I see things a bit differently. Some domains are well understood and it's relatively easy to write perfect code (e.g. mathematical functions, list manipulating functions, etc.), while in others it may be much harder (the file uploading example he mentions). To me a good aim of writing code is to move bits and pieces from the latter camp to the former, so that more and more of your codebase is well understood (and perfect!). That usually involves finding the mathematical meaning of the abstractions you're using. (Shameless plug- I wrote a little blog post on the subject: http://asivitz.com/posts/programming_in_haskell)
> Some domains are well understood and it's relatively easy to write perfect code (e.g. mathematical functions, list manipulating functions, etc.),
Those are good examples of things that seem easy to write perfectly until you change some requirements that seemed like they would never change.
Take your list manipulating library and throw in a requirement that all node allocations have to be pooled, or that it needs to work in a multi-threaded environment. All of a sudden you have to rewrite them all. (for example, see: STL vs EASTL)
Someone already mentioned floating point, but math can definitely get tricky if you have to be exact. An example from my own past experience - it's really easy to write code to cut a 2d triangle using an arbitrary line as the cutting axis. It almost always works, and it usually works flawlessly. Until you get close to degenerate cases, skinny triangles or overlapping vertices. Throw in a requirement that degenerate cases must resolve correctly, and suddenly you have to start over and use a different representation of numbers. Make it a little more general to handle 4+ sided polygons, and before you know it, you spend a decade trying to get it right. (for example: http://www.complex-a5.ru/polyboolean/comp.html)
Certainly the requirements change and we modify the foundations of our systems all the time to reflect this. However, there are those useful abstractions which seems to survive a certain amount of time so as to allow us to study them, and then there are the yearly hypes.
That list manipulating library might still be based on concepts which are understandable and communicable to their users, allowing us to reason at different levels on their internal and external behavior. This in turn allows us to say, at a certain abstraction level: this code is complete. Thinking of Occam we might continue: given our preconditions, our abstractions, our algebra: this is the simplest.
It is fair to believe that 'perfect' means that all unnecessary complexity is removed. But, I would like to argue againts its usage, as the word carries too much emotional baggage in this context.
Actually, I'd say writing perfect code in the mathematical domain is extremely hard - floating point types are a minefield and infinite-precision arithmetic is a minefield also if you consider the possibilities for running-times exploding. For example, code for the mean of a list of numbers is a hard problem when looked at in its full generality [1] - and that's using forgiving definition of "perfect" - alway correct and terminating, running at a reasonable speed.
I get really twitchy when I read statements like yours. But I am completely unreasonable in my definition of perfect -- it is really beyond extreme. Perfect is an absolute, so by definition it is unobtainable.
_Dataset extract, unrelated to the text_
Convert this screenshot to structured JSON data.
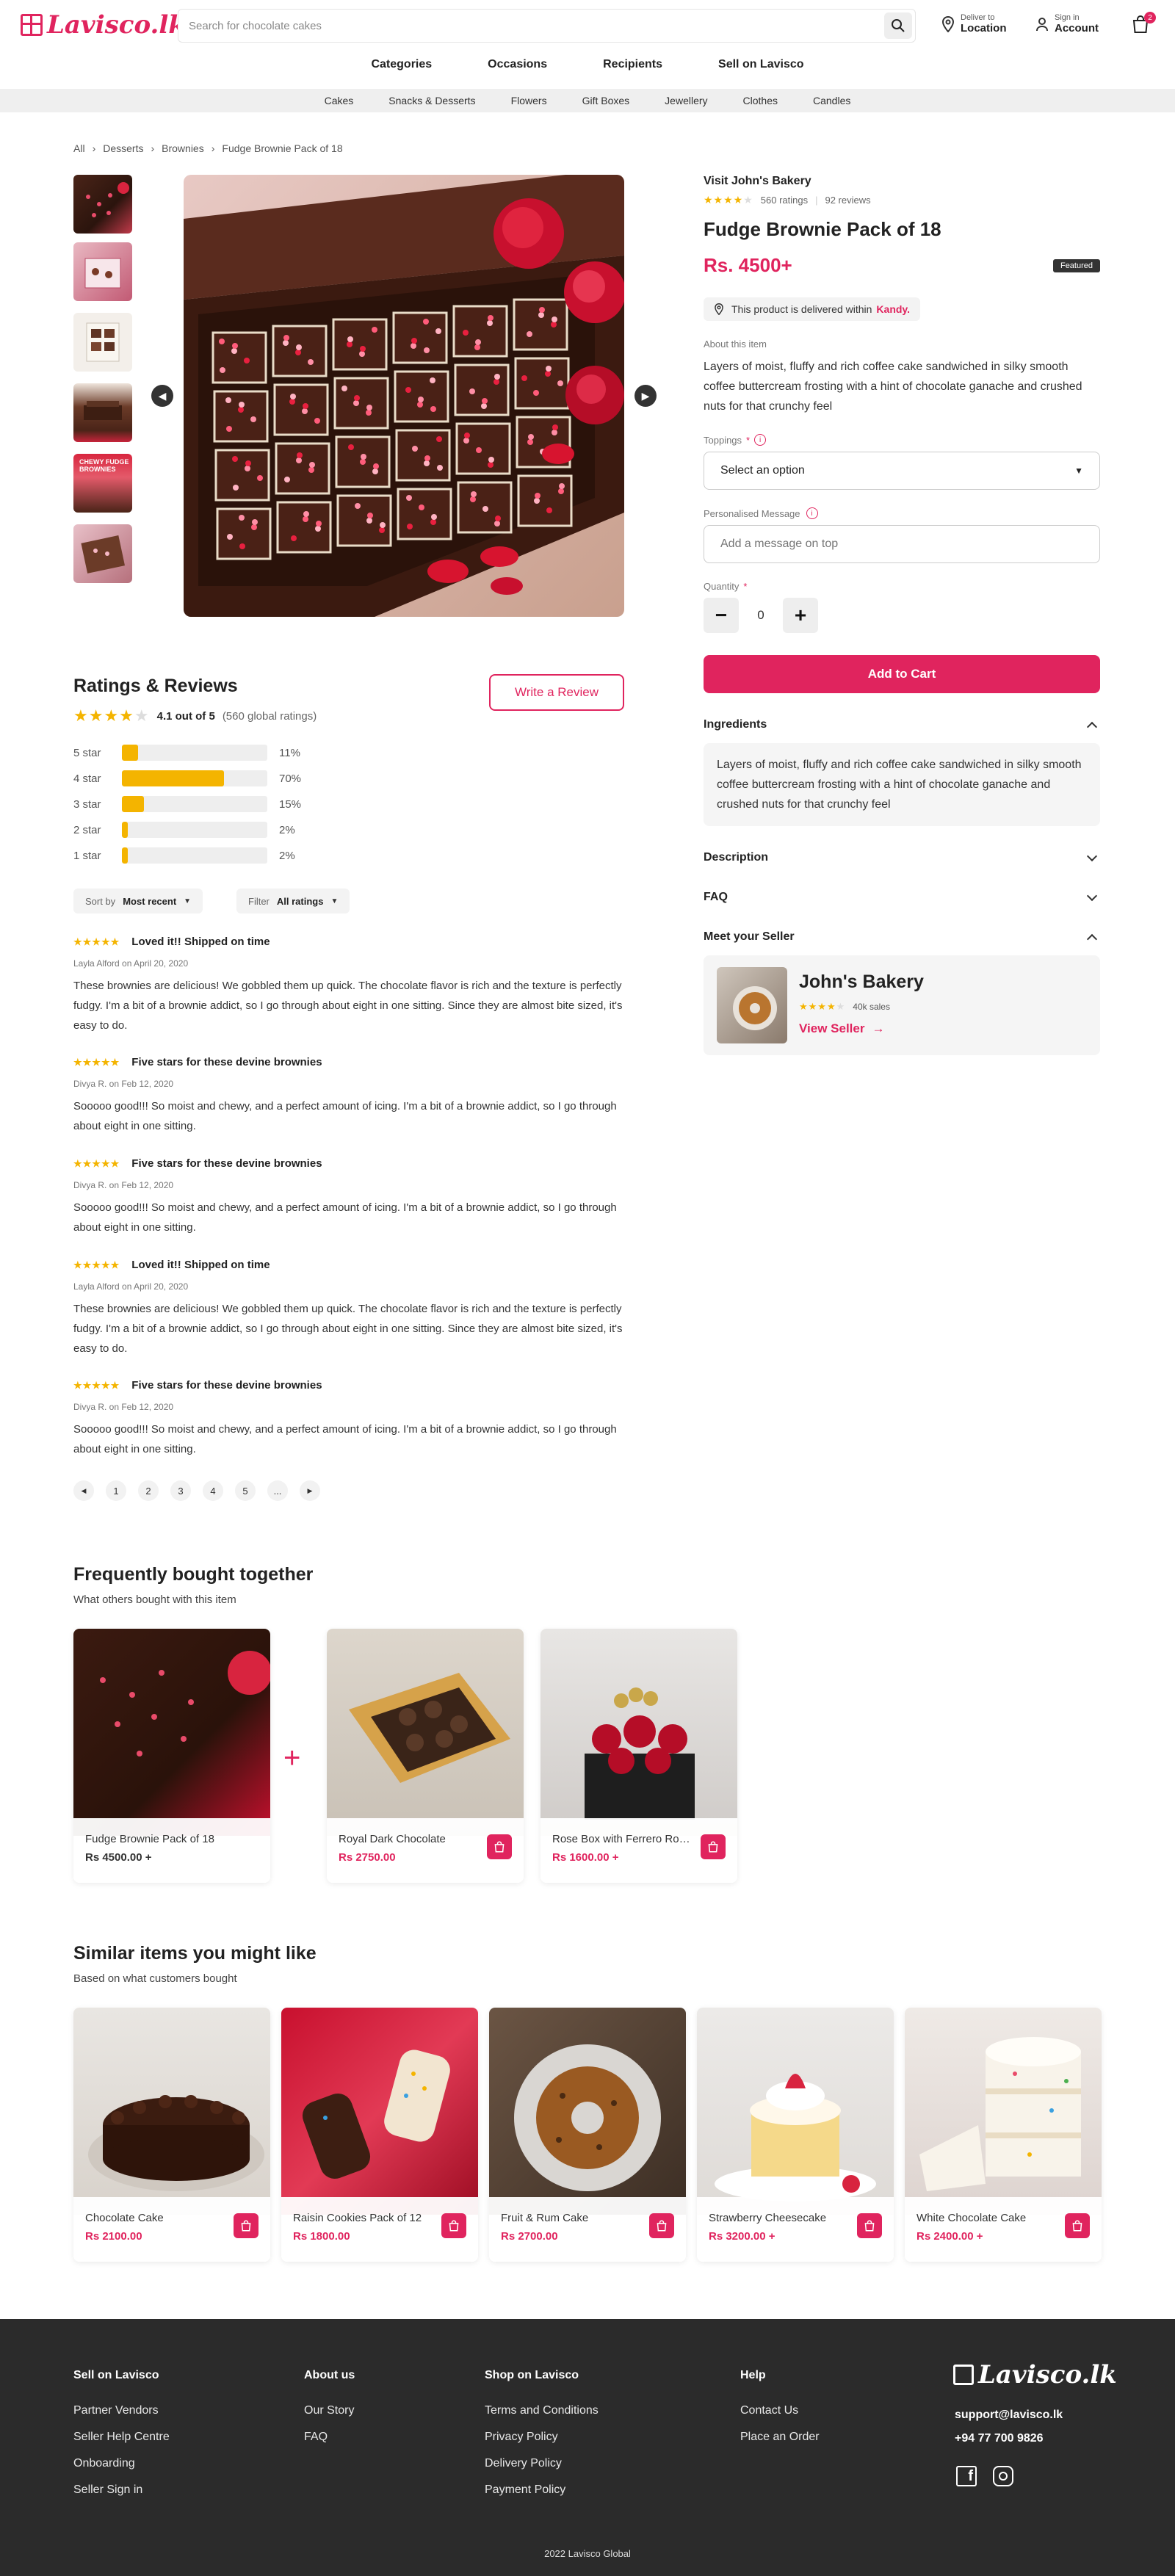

Perfect means you have gone beyond the notion of executes correctly every single time, but MUST also be aesthetically perfect. Perfect names, perfect formatting, perfect location etc. No one can meet my criteria for perfect and never will (I can't).
In that sense, there is no perfect code, nor will there ever be. There will only EVER be good enough.
You’ve created a concept and attached the word “perfect" to it. Your concept is different than the shared definition. This leads to disagreements, misunderstandings, and (as you said) twitching.
The purpose of words is to share information. If you have write a paragraph describing your definition when you use a word, use a different one.
Perfection is subjective because flaws are subjective. Aesthetics are part of the code. If a piece of code is functionally perfect but ugly or inelegant by some measure, then it is imperfect by that measure.
The real problem with what you've said, is that "finding the mathematical meaning of the abstractions you're using" is an incredibly hard processes, and almost nobody succeeds at it. And even then, you have to map these abstractions to hardware in a way that doesn't leak. And the only way to do that is to implement the machine itself (or a special hard-to-find-subset of it). Those are the only abstractions capable of leak-free modeling.